Since that unpleasantness last year, Ferko’s finance staff has worked hard to remediate the exposed deficiencies. This time, though, Genlyte management is taking no chances. Last fall, the company hired its former independent auditor, Ernst & Young, to conduct a preaudit ahead of the final audit by PwC. “We’ve got internal auditors, external auditors, and consulting auditors,” notes Ferko. “There are auditors all over the place here now.”
It’s becoming a familiar scene. With corporate reputations — as well as their own — on the line, finance managers are increasingly relying on outside advisers to help with internal controls. Typically, the third-party consultants come from the Big Four accountancies, second-tier firms like BDO Seidman and Grant Thornton, or business-process specialists such as Protiviti Inc. or Paisley Consulting. And there appears to be no shortage of work, either. In a survey of public-company executives conducted by CFO magazine earlier this year (see “A Band of Outsiders” at the end of this article), nearly 60 percent of managers said they had hired third-party consultants to help with Section 404 certification.
This consulting jag is being spurred, in part, by the sheer amount of work involved in documenting and testing scores of internal corporate controls. Mostly, though, finance chiefs say they’re bringing in outside auditors because they can’t get answers from their external auditors, who appear spooked by Sarbox’s tough auditor-independence provision. At industrial products maker SPX Corp., management hired PwC because independent auditor Deloitte & Touche “will not give us any advice at all,” claims Dan Ladenberger, former CFO and current division head at the Charlotte, North Carolina–based manufacturer.

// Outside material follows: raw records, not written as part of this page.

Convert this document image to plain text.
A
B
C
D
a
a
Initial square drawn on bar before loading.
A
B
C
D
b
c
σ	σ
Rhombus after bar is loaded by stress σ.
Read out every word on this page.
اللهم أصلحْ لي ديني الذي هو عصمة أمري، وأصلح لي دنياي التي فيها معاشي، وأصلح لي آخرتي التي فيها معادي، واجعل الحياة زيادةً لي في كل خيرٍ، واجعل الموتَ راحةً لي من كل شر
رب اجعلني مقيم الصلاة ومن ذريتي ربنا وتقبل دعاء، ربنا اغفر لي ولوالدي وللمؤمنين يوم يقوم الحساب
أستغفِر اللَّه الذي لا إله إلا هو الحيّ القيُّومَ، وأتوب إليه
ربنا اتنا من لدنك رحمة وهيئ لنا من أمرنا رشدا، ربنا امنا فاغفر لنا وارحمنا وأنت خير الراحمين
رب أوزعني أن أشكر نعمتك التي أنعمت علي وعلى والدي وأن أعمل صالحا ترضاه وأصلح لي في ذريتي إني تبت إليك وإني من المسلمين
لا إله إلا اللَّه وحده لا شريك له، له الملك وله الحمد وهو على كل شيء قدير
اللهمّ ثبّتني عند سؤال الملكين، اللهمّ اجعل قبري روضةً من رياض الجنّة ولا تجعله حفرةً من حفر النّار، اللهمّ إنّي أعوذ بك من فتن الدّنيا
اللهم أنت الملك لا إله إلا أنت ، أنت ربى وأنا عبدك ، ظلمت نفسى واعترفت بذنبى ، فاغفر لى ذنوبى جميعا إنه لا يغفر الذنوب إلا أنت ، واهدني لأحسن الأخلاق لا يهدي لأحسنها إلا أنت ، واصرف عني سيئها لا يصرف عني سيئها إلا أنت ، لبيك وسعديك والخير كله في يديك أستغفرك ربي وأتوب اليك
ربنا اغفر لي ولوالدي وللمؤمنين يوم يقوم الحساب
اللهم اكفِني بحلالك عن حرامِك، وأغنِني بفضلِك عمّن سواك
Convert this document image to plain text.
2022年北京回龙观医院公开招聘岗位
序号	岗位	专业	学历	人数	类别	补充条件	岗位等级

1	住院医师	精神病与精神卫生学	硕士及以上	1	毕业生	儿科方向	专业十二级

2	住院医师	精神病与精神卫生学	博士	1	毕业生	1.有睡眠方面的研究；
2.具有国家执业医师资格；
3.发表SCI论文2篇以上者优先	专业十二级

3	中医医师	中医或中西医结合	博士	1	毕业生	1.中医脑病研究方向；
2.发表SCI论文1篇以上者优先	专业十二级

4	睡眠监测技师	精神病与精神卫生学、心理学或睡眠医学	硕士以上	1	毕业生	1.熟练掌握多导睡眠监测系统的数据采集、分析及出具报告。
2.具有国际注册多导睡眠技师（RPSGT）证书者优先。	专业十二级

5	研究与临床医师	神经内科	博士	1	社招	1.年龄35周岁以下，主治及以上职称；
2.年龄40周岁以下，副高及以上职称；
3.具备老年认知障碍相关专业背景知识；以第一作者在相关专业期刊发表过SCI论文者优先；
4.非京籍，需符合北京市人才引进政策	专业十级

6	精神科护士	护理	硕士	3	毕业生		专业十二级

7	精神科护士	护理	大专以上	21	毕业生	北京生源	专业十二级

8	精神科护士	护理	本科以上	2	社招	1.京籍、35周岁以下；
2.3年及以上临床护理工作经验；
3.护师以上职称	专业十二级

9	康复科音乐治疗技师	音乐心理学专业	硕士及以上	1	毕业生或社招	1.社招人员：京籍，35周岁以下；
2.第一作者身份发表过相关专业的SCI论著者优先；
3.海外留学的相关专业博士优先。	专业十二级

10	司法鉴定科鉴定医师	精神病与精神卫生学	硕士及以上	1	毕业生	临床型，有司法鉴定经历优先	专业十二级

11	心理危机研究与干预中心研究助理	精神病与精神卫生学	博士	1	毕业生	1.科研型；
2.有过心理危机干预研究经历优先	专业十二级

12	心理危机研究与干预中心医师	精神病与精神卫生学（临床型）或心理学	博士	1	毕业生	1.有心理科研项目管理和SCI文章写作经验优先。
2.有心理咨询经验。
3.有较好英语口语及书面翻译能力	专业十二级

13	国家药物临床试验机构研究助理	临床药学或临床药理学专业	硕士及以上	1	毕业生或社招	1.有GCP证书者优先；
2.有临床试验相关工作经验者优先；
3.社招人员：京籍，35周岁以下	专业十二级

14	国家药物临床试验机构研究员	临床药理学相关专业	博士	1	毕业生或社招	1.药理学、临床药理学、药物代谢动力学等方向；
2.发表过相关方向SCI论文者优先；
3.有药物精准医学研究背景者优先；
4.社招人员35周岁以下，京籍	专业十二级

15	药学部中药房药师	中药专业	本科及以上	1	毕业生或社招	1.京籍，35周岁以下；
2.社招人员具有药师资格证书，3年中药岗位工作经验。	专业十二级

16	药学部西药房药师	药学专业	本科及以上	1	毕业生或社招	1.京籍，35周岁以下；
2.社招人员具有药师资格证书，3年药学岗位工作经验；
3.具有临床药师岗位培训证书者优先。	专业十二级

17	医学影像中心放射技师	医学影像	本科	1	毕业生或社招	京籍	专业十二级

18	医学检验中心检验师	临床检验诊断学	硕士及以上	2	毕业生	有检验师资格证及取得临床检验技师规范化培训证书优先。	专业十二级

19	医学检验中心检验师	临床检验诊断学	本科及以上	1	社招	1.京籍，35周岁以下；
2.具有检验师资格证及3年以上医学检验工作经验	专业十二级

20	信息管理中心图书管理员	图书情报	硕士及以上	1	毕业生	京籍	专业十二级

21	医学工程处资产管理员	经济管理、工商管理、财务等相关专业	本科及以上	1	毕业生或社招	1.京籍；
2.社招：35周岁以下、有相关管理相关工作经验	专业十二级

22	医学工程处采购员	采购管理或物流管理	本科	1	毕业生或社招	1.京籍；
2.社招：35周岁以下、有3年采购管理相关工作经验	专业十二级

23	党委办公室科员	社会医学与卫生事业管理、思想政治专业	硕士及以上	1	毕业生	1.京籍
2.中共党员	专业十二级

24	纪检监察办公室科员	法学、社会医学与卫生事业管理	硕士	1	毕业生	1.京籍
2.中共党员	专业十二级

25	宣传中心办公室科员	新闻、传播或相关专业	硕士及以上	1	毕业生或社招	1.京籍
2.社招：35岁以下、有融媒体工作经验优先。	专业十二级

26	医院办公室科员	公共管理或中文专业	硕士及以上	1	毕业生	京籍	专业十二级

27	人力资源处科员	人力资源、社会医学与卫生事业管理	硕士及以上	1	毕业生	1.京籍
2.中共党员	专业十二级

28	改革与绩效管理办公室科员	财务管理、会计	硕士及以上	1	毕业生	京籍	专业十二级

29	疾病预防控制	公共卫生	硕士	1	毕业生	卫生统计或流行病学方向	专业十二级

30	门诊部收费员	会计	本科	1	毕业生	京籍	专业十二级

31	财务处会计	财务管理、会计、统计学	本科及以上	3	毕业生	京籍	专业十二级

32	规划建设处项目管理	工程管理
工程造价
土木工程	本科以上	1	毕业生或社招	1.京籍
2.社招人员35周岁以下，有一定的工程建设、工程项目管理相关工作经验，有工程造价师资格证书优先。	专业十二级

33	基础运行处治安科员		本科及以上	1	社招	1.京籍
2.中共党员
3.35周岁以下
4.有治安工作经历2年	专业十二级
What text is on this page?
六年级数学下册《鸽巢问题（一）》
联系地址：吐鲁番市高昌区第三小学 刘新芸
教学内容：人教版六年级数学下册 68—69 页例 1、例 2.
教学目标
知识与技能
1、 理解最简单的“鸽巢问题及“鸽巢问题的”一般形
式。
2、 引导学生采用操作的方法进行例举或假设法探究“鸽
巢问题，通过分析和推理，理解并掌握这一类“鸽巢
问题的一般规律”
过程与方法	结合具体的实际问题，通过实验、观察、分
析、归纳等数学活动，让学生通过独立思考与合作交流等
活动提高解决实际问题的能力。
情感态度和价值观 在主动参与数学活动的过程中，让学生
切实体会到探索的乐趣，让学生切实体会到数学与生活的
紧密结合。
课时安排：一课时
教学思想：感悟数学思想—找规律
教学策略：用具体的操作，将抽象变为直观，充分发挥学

So, SPX managers consult with PwC, which has helped the company document workflows related to 404 compliance. The manufacturer’s other two dozen or so business units also retained additional third-party auditing consultants for advice on processes and documentation. Ladenberger, echoing a growing legion of frustrated corporate managers, says the third-party advisers fill a void created by the “nearly draconian” stance adopted by the company’s external auditors. “We need to express ourselves frankly,” he complains. “And we need to be able to ask [important] questions without risking scrutiny and skepticism.”
Kabuki
These days, asking external auditors any compliance question can be a big mistake. At best, queries generate vague responses; at worst, they’re taken as signs of incompetence.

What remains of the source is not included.